1.) x,y are elements in K with x<y implies that f(x)<f(y)
or
2.) x,y are elements in K with x<y implies that f(x)>f(y)

Let I be an interval in R and let f: I-->R be a continuous function.
Prove that f is one-to-one iff f is strictly monotonic.

I am having trouble starting this problem and any help would be much appreciated.
• Jan 24th 2010, 11:08 PM
Drexel28
Quote:

Originally Posted by derek walcott
Let K be a subset of R
A function F: K--> R is said to be strictly monotonic if it is either strictly increasing or strictly decreasing. That is, one of the following 2 holds:

1.) x,y are elements in K with x<y implies that f(x)<f(y)
or
2.) x,y are elements in K with x<y implies that f(x)>f(y)

Let I be an interval in R and let f: I-->R be a continuous function.
Prove that f is one-to-one iff f is strictly monotonic.

I am having trouble starting this problem and any help would be much appreciated.

Suppose that $f$ was injective and continuous. Assume for a second that $f$ was not monotonic, then what would the IVT give us as a contradiction?
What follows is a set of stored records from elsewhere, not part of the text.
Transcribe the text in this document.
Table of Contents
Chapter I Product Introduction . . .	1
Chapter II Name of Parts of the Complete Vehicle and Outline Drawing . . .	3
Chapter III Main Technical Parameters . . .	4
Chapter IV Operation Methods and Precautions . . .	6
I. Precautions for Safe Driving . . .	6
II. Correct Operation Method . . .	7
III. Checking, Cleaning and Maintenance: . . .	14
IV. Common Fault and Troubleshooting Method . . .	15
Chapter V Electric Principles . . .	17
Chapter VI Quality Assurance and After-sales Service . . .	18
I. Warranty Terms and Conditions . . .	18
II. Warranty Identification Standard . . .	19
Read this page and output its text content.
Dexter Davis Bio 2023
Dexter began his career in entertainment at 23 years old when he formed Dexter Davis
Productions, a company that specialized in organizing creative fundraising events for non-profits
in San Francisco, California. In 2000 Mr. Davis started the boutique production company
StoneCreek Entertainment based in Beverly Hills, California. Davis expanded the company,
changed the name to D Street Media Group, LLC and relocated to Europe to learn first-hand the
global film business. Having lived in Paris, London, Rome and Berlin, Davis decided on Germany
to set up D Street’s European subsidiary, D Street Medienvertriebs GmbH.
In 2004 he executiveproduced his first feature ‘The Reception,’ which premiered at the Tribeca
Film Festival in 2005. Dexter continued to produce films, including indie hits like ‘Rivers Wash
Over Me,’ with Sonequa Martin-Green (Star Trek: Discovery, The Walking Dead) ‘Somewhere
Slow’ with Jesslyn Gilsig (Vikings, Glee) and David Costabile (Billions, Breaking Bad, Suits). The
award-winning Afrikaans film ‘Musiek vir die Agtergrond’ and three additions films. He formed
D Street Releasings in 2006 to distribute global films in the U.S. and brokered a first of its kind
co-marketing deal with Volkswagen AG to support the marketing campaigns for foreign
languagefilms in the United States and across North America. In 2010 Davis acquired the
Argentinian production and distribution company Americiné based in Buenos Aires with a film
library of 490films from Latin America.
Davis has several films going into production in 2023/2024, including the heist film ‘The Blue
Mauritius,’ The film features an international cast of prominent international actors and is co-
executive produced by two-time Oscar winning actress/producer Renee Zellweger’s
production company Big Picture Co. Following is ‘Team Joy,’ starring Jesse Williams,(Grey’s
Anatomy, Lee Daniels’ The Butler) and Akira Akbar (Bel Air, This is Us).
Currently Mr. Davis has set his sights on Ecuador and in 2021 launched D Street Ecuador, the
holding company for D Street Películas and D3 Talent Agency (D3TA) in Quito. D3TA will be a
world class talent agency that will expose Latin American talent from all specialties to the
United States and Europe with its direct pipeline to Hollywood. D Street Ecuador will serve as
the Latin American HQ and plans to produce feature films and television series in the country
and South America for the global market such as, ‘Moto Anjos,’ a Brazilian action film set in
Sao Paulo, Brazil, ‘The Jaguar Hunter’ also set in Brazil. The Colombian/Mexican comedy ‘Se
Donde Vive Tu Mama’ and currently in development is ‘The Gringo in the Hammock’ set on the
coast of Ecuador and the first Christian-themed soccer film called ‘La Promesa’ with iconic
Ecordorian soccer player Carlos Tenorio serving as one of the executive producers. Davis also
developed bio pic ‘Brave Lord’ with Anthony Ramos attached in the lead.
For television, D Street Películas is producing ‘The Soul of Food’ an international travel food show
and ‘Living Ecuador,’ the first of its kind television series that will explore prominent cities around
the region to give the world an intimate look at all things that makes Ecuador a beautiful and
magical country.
Conversely, if $x\ne y$ then either $x or $y, either way we have injectivity.
• Jan 25th 2010, 01:52 PM
derek walcott
so proving that it is an injection proves that it is also one-to-one?
• Jan 25th 2010, 02:03 PM
Drexel28
Quote:

Originally Posted by derek walcott
so proving that it is an injection proves that it is also one-to-one?

Injection means one-to-one.
• Jan 25th 2010, 02:14 PM
derek walcott
okay that's what i thought.

and it's only injective because f is continuous. if f were not continuous then x=y and f(x) ≠ f(y) could occur?
• Jan 25th 2010, 02:19 PM
Drexel28
Quote:

Originally Posted by derek walcott
okay that's what i thought.

and it's only injective because f is continuous. if f were not continuous then x=y and f(x) ≠ f(y) could occur?

Wait, what?
• Jan 25th 2010, 02:30 PM
derek walcott
i am trying to think of the implications of f:K-->R being continuous and not being continuous

how does the problem change? would that prove that it isn't monotonic?
• Jan 25th 2010, 02:39 PM
Drexel28
Quote:

Originally Posted by derek walcott
i am trying to think of the implications of f:K-->R being continuous and not being continuous

how does the problem change? would that prove that it isn't monotonic?

If the function is continuous and injective it is monotonic. If a function is monotonic it is automatically injective.